The academic performance challenges and the funding squeezes facing public higher education are neither short-term nor low stakes. For example, per-student-FTE funding for public institutions, averaged across the states, continues to hover at 27-year historic lows when adjusted for inflation (according to a FY 2007 report from the State Higher Education Executive Officers). Predicting a worsening financial storm for public higher education, a 2006 report from the National Center for Higher Education Management Systems projected structural revenue shortfalls for every state by 2013. One performance compromising implication of these troubling financial trends is that current levels of per-student-FTE state funding, when adjusted for inflation, are not likely to be available to public colleges and universities as they respond to pressing societal and economic development challenges requiring improvements in a) statewide college-going rates, b) enrolled-student graduation rates, and c) affordable access for the most financially and educationally needy populations in a state’s current and future demographic profile. Were public higher education to move forward in a business-as-usual modality, net tuition increases and/or enrollment caps would be the compromised results of the vise-like squeeze between downward pressure on per-student-FTE state funding rates and mounting societal expectations for affordable, equitable, successful access to quality academic programs.
Many institutions are trying to mitigate these compromises by actively identifying and implementing cost-containment strategies in order to reduce their operating costs.

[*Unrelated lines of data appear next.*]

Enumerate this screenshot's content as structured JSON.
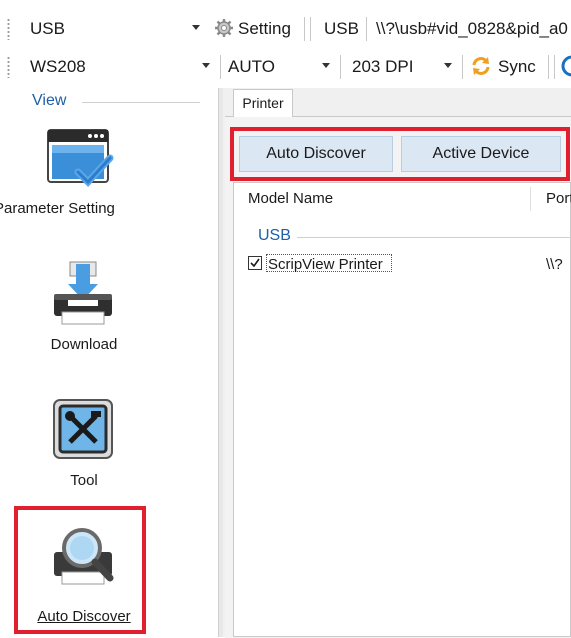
{
  "toolbar_top": {
    "interface_value": "USB",
    "setting_label": "Setting",
    "port_type": "USB",
    "device_path": "\\\\?\\usb#vid_0828&pid_a0"
  },
  "toolbar_second": {
    "model_value": "WS208",
    "mode_value": "AUTO",
    "dpi_value": "203 DPI",
    "sync_label": "Sync"
  },
  "left_panel": {
    "group_title": "View",
    "items": [
      {
        "label": "Parameter Setting",
        "icon": "parameter-window-icon"
      },
      {
        "label": "Download",
        "icon": "download-printer-icon"
      },
      {
        "label": "Tool",
        "icon": "tools-icon"
      },
      {
        "label": "Auto Discover",
        "icon": "auto-discover-icon"
      }
    ]
  },
  "right_panel": {
    "tab_label": "Printer",
    "auto_discover_button": "Auto Discover",
    "active_device_button": "Active Device",
    "columns": [
      "Model Name",
      "Port"
    ],
    "group_label": "USB",
    "rows": [
      {
        "model": "ScripView Printer",
        "port": "\\\\?",
        "checked": true
      }
    ]
  },
  "colors": {
    "highlight_red": "#e01f2f",
    "accent_blue": "#1f5fa8",
    "button_blue": "#dbe7f3"
  }
}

According to a recent survey conducted by the American Association of State Colleges and Universities (AASCU) and SunGard Higher Education (SGHE), however, today’s cost-containment strategies rely more on support and business functions than on core academic functions – as would be expected when protecting current academic operating models is a typical goal. Yet core academic functions account for much of annual operating costs. For example, direct instructional costs hover around 45-55 percent of annual E&G operating costs at most public institutions, while instructors and instructional support staffing account for 55-70 percent of annual E&G personnel costs. This “elephant-in-the-room” observation about the role of core academic costs in overall operating costs may account for the large majority of survey respondents who are willing to consider any operational area – even the core academic area – as a potential cost-containment opportunity.
The above observations reveal that public higher education’s most pressing challenge is to increase academic productivity – to reduce or stabilize per-student-FTE cost structures while simultaneously meeting societal demands for equitably increasing educational opportunity, affordable participation, and student academic success, all in the interest of regional and global competitiveness and the nation’s founding democratic principle of equal opportunity for all. The academic productivity challenge also will require developing both academic and financial metrics in order to track and report longitudinal progress publicly and transparently. This requirement for performance reporting aligns with the growing participation of public universities in the development of a “Voluntary System of Accountability” (VSA) and related public reporting template under the aegis of the AASCU and NASULGC membership. Both improving and accounting for academic productivity thus become for the foreseeable future the “grand productivity challenge” facing public universities and public community colleges in every state.